World Craft: Agentic Framework to Create Visualizable Worlds via Text

Jianwen Sun, Yukang Feng, Kaining Ying, Chuanhao Li, Zizhen Li, Fanrui Zhang, Jiaxin Ai, Yifan Chang, Yu Dai, Yifei Huang, Kaipeng Zhang

2026-01-28

World Craft: Agentic Framework to Create Visualizable Worlds via Text

Summary

This paper introduces World Craft, a new system that lets people easily create virtual worlds for AI agents, like the kind used in AI Town, just by describing what they want in plain language.

What's the problem?

Currently, building these kinds of interactive worlds requires programming knowledge, which makes it difficult for most people to customize them. It's hard for someone without coding skills to design a visual environment for AI agents to interact with and behave in.

What's the solution?

World Craft tackles this by using two main parts. First, 'World Scaffold' provides a standardized way to build the basic structure of a game-like scene. Second, 'World Guild' uses multiple AI agents to understand a user’s general ideas and then automatically create the detailed environment layout and objects needed for World Scaffold. They also created a special dataset to help the system learn how to arrange things in a realistic way and improve its accuracy.

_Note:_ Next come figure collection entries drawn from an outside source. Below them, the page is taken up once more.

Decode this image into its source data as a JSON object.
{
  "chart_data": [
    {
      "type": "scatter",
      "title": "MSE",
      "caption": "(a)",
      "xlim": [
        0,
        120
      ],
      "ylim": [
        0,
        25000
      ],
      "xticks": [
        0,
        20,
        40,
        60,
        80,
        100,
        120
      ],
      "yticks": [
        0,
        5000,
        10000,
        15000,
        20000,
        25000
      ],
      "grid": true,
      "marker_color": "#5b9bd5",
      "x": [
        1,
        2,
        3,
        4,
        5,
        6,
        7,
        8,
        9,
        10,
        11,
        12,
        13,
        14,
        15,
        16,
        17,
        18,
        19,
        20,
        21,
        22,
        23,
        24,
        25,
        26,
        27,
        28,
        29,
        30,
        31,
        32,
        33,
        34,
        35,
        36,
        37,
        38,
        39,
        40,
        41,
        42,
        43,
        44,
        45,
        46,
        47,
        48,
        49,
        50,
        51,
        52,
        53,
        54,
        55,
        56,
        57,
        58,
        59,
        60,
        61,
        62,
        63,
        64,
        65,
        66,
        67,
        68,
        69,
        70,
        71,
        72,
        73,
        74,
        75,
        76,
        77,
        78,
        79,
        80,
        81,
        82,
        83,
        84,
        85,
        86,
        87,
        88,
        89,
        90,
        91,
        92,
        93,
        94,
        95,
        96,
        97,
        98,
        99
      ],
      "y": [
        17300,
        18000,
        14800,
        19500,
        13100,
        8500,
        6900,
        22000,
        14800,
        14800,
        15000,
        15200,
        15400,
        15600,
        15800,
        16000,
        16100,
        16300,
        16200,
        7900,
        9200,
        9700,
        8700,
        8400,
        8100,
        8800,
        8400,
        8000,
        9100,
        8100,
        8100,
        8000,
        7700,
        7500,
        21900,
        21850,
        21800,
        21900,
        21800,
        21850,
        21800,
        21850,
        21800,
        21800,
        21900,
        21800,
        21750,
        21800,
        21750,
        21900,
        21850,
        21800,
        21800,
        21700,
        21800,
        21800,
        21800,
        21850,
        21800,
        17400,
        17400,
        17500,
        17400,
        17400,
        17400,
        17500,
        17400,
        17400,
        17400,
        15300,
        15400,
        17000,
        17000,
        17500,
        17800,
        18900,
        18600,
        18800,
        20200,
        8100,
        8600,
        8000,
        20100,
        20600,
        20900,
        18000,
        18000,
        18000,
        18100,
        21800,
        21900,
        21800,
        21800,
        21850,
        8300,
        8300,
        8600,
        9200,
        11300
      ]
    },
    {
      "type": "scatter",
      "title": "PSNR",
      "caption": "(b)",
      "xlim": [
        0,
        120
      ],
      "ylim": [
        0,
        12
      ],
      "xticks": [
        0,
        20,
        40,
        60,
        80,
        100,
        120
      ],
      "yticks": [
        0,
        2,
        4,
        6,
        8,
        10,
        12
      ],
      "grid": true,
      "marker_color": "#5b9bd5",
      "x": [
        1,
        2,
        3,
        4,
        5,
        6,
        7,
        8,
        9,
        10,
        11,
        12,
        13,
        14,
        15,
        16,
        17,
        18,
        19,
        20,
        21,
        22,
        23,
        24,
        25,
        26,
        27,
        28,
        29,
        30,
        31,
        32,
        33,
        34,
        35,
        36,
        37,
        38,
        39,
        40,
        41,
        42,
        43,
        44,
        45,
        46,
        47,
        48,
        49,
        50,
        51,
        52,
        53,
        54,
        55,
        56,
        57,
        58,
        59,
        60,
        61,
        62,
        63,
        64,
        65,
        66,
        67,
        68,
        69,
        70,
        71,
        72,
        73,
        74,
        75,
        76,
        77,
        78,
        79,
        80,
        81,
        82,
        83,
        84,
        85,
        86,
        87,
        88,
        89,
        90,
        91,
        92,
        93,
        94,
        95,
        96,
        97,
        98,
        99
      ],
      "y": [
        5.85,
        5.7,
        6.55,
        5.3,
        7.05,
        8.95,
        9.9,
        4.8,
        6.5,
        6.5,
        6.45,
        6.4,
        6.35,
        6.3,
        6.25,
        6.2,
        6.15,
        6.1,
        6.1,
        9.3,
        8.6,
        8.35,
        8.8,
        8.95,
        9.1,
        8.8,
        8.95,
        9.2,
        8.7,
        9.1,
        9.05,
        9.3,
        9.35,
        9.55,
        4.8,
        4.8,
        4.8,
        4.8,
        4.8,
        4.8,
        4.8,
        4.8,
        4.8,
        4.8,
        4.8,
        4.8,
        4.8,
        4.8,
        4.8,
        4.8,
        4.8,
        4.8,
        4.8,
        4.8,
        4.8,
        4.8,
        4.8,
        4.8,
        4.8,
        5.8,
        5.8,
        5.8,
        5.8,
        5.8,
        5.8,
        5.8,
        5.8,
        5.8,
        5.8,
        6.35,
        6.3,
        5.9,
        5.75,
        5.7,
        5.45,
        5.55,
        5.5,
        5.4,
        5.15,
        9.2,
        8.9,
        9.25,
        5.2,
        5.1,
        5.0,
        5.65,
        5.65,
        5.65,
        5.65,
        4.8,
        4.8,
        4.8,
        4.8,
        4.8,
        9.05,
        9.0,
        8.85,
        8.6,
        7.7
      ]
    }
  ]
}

The system was tested against other AI tools and performed better at building scenes and understanding what the user intended.

Why it matters?

This work is important because it makes creating these AI worlds much more accessible to everyone, not just programmers. This 'democratization' of environment creation opens up possibilities for more people to explore and experiment with AI agents in customized settings, benefiting both entertainment and research.

Abstract

Large Language Models (LLMs) motivate generative agent simulation (e.g., AI Town) to create a ``dynamic world'', holding immense value across entertainment and research. However, for non-experts, especially those without programming skills, it isn't easy to customize a visualizable environment by themselves. In this paper, we introduce World Craft, an agentic world creation framework to create an executable and visualizable AI Town via user textual descriptions. It consists of two main modules, World Scaffold and World Guild. World Scaffold is a structured and concise standardization to develop interactive game scenes, serving as an efficient scaffolding for LLMs to customize an executable AI Town-like environment. World Guild is a multi-agent framework to progressively analyze users' intents from rough descriptions, and synthesizes required structured contents (\eg environment layout and assets) for World Scaffold . Moreover, we construct a high-quality error-correction dataset via reverse engineering to enhance spatial knowledge and improve the stability and controllability of layout generation, while reporting multi-dimensional evaluation metrics for further analysis. Extensive experiments demonstrate that our framework significantly outperforms existing commercial code agents (Cursor and Antigravity) and LLMs (Qwen3 and Gemini-3-Pro). in scene construction and narrative intent conveyance, providing a scalable solution for the democratization of environment creation.